1984 NBA Finals
GAME 2
Larry v. Magic: Game-by-Game Summary
Larry v. Magic: Game-by-Game Media Coverage
It was a night/morning when New Englanders paused from pumping water out of their basements to enjoy a basketball jewel - emerald green, of course.
Moments after the clock struck 12, a full house filed out of Boston Garden into the early morning rain, while folks at home went to bed, secure in the knowledge that the Celtics were flying West with a fighting chance at world championship No. 15.
Thursday's pulsating, 124-121 overtime victory knotted the best-of-seven title series with the Los Angeles Lakers, 1-1, and cost untold man hours in factories and think tanks from Bangor, Maine, to Bristol, Conn.
The last time this many local sports fans stayed up so late was when Carlton Fisk clanged a Pat Darcy pitch off the left field foul pole at Fenway Park in the sixth game of the 1975 World Series.
It didn't matter where you went yesterday.
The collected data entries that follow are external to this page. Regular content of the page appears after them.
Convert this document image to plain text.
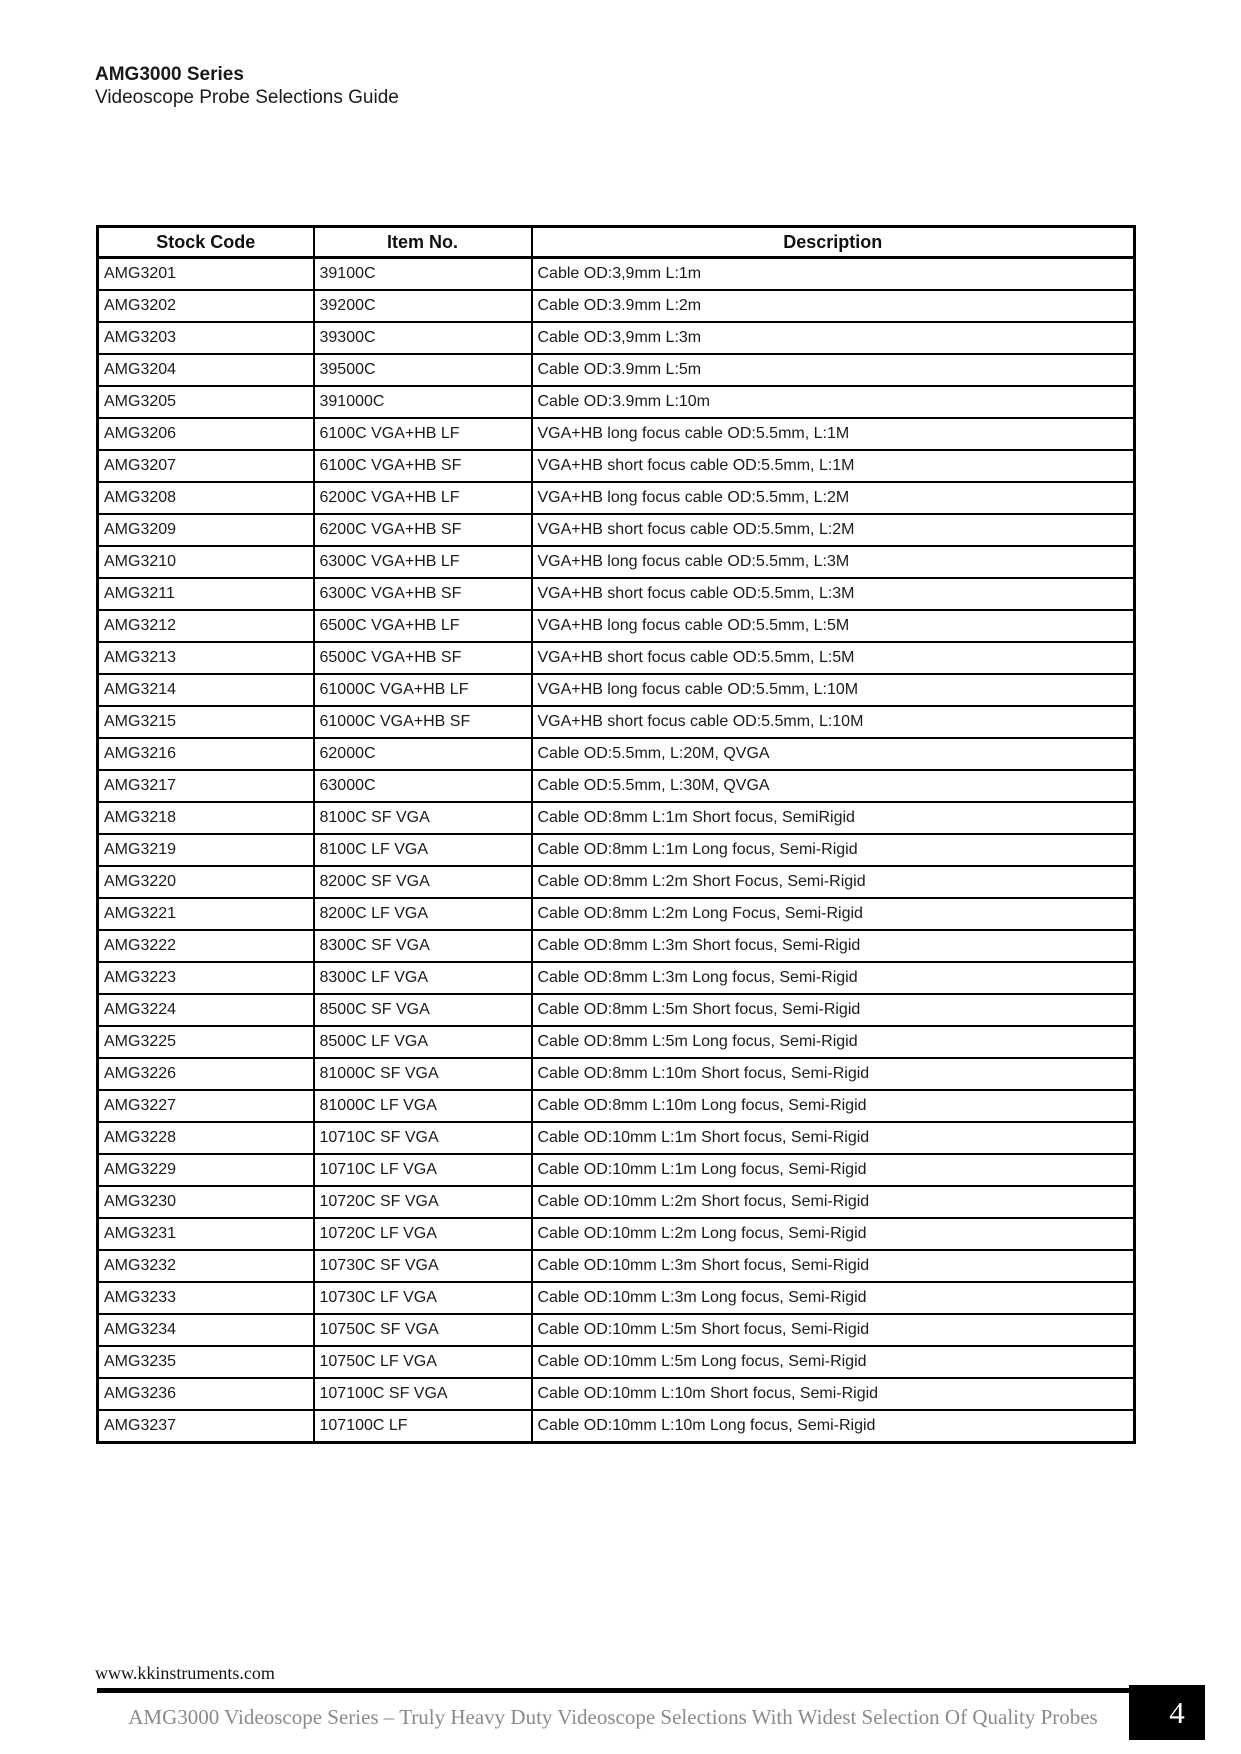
AMG3000 Series
Videoscope Probe Selections Guide
Stock Code	Item No.	Description
AMG3201	39100C	Cable OD:3,9mm L:1m
AMG3202	39200C	Cable OD:3.9mm L:2m
AMG3203	39300C	Cable OD:3,9mm L:3m
AMG3204	39500C	Cable OD:3.9mm L:5m
AMG3205	391000C	Cable OD:3.9mm L:10m
AMG3206	6100C VGA+HB LF	VGA+HB long focus cable OD:5.5mm, L:1M
AMG3207	6100C VGA+HB SF	VGA+HB short focus cable OD:5.5mm, L:1M
AMG3208	6200C VGA+HB LF	VGA+HB long focus cable OD:5.5mm, L:2M
AMG3209	6200C VGA+HB SF	VGA+HB short focus cable OD:5.5mm, L:2M
AMG3210	6300C VGA+HB LF	VGA+HB long focus cable OD:5.5mm, L:3M
AMG3211	6300C VGA+HB SF	VGA+HB short focus cable OD:5.5mm, L:3M
AMG3212	6500C VGA+HB LF	VGA+HB long focus cable OD:5.5mm, L:5M
AMG3213	6500C VGA+HB SF	VGA+HB short focus cable OD:5.5mm, L:5M
AMG3214	61000C VGA+HB LF	VGA+HB long focus cable OD:5.5mm, L:10M
AMG3215	61000C VGA+HB SF	VGA+HB short focus cable OD:5.5mm, L:10M
AMG3216	62000C	Cable OD:5.5mm, L:20M, QVGA
AMG3217	63000C	Cable OD:5.5mm, L:30M, QVGA
AMG3218	8100C SF VGA	Cable OD:8mm L:1m Short focus, SemiRigid
AMG3219	8100C LF VGA	Cable OD:8mm L:1m Long focus, Semi-Rigid
AMG3220	8200C SF VGA	Cable OD:8mm L:2m Short Focus, Semi-Rigid
AMG3221	8200C LF VGA	Cable OD:8mm L:2m Long Focus, Semi-Rigid
AMG3222	8300C SF VGA	Cable OD:8mm L:3m Short focus, Semi-Rigid
AMG3223	8300C LF VGA	Cable OD:8mm L:3m Long focus, Semi-Rigid
AMG3224	8500C SF VGA	Cable OD:8mm L:5m Short focus, Semi-Rigid
AMG3225	8500C LF VGA	Cable OD:8mm L:5m Long focus, Semi-Rigid
AMG3226	81000C SF VGA	Cable OD:8mm L:10m Short focus, Semi-Rigid
AMG3227	81000C LF VGA	Cable OD:8mm L:10m Long focus, Semi-Rigid
AMG3228	10710C SF VGA	Cable OD:10mm L:1m Short focus, Semi-Rigid
AMG3229	10710C LF VGA	Cable OD:10mm L:1m Long focus, Semi-Rigid
AMG3230	10720C SF VGA	Cable OD:10mm L:2m Short focus, Semi-Rigid
AMG3231	10720C LF VGA	Cable OD:10mm L:2m Long focus, Semi-Rigid
AMG3232	10730C SF VGA	Cable OD:10mm L:3m Short focus, Semi-Rigid
AMG3233	10730C LF VGA	Cable OD:10mm L:3m Long focus, Semi-Rigid
AMG3234	10750C SF VGA	Cable OD:10mm L:5m Short focus, Semi-Rigid
AMG3235	10750C LF VGA	Cable OD:10mm L:5m Long focus, Semi-Rigid
AMG3236	107100C SF VGA	Cable OD:10mm L:10m Short focus, Semi-Rigid
AMG3237	107100C LF	Cable OD:10mm L:10m Long focus, Semi-Rigid
www.kkinstruments.com
AMG3000 Videoscope Series – Truly Heavy Duty Videoscope Selections With Widest Selection Of Quality Probes	4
In bait-and-tackle shops on Cape Cod, drugstore coffee counters in Groton, and high-rise offices on State Street, the dominating topic of conversation was The Game. The Olympics are tarnished and the Red Sox are hopelessly lost . . . so the Celtics have become Boston's Boys of Summer.
The most casual fans agreed that Thursday night's (a/k/a Friday morning's) game was flawed. The Lakers committed 25 turnovers and kicked the game away at the finish. The Celtics blew a 13-point lead, missed nine free throws in the fourth quarter, and shot a lowly 46 percent.
Nobody cared. With one minute left in regulation, the score was tied, and Laker fan Jack Nicholson, seated in section 30 of the loge, was recreating his R.P. McMurphy character. Meanwhile, WNEV-TV was close to a local record for the largest 11:30 p.m. audience in history. There were no refrigerators opening or toilets flushing.
Two free throws by Magic Johnson gave the Lakers a 113-111 lead with 35 seconds left. Boston's Kevin McHale had a chance to tie it with 20 seconds remaining, but missed two free throws.
Hearts sank when Magic rebounded McHale's second miss and called time. The Garden was quiet. Boston sports fans know the smell of defeat and disappointment the way Liz Taylor knows divorce proceedings.
Enter Gerald Henderson, an unlikely (6 feet 2) hero in this matchup of mastadons. Six seconds after the smug and secure Lakers inbounded, Henderson intercepted a lazy crosscourt lob by James Worthy and drove to the basket for a game-tying layup. Henderson's steal was etched in local sports folklore before his shot went through the basket.
Nineteen years ago, John Havlicek attained immortality with a steal of a Hal Greer-to-Chet Walker pass at the close of an Eastern Conference clinching victory over the Philadelphia 76ers. "Havlicek Stole the Ball" became a best- selling album and a local catch phrase - Boston's athletic equivalent of "The British Are Coming."
"Henderson Stole the Ball," doesn't have the same ring, but Havlicek, who was in attendance Thursday night/Friday morning, said yesterday, "Both steals were equally important, I think. Both steals were done well."
The game wasn't over. LA took a timeout with 13 seconds left and designed a a final play. They wound up with Magic dribbling out the clock and passing to Bob McAdoo as the buzzer sounded. Magic said he wanted to pass inside to Kareem Abdul-Jabbar, but couldn't.
Overtimes are often anticlimactic, but this one had its memorable moments. After midnight, Scott Wedman, much maligned in his two-year stint of inactivity with the Celtics, buried a 13 footer from the left corner to give Boston a one-point lead with 14 seconds left.
The Lakers kissed away their final chance when Robert Parish slapped the ball from McAdoo, setting up two free throws by Larry Bird.
Friday was four minutes old when Bird inbounded to Cedric Maxwell, who hurled the ball toward 14 championship flags as the buzzer sounded. The flags barely fluttered as legions swarmed the floor and the Celtics ducked into the halfcourt runway.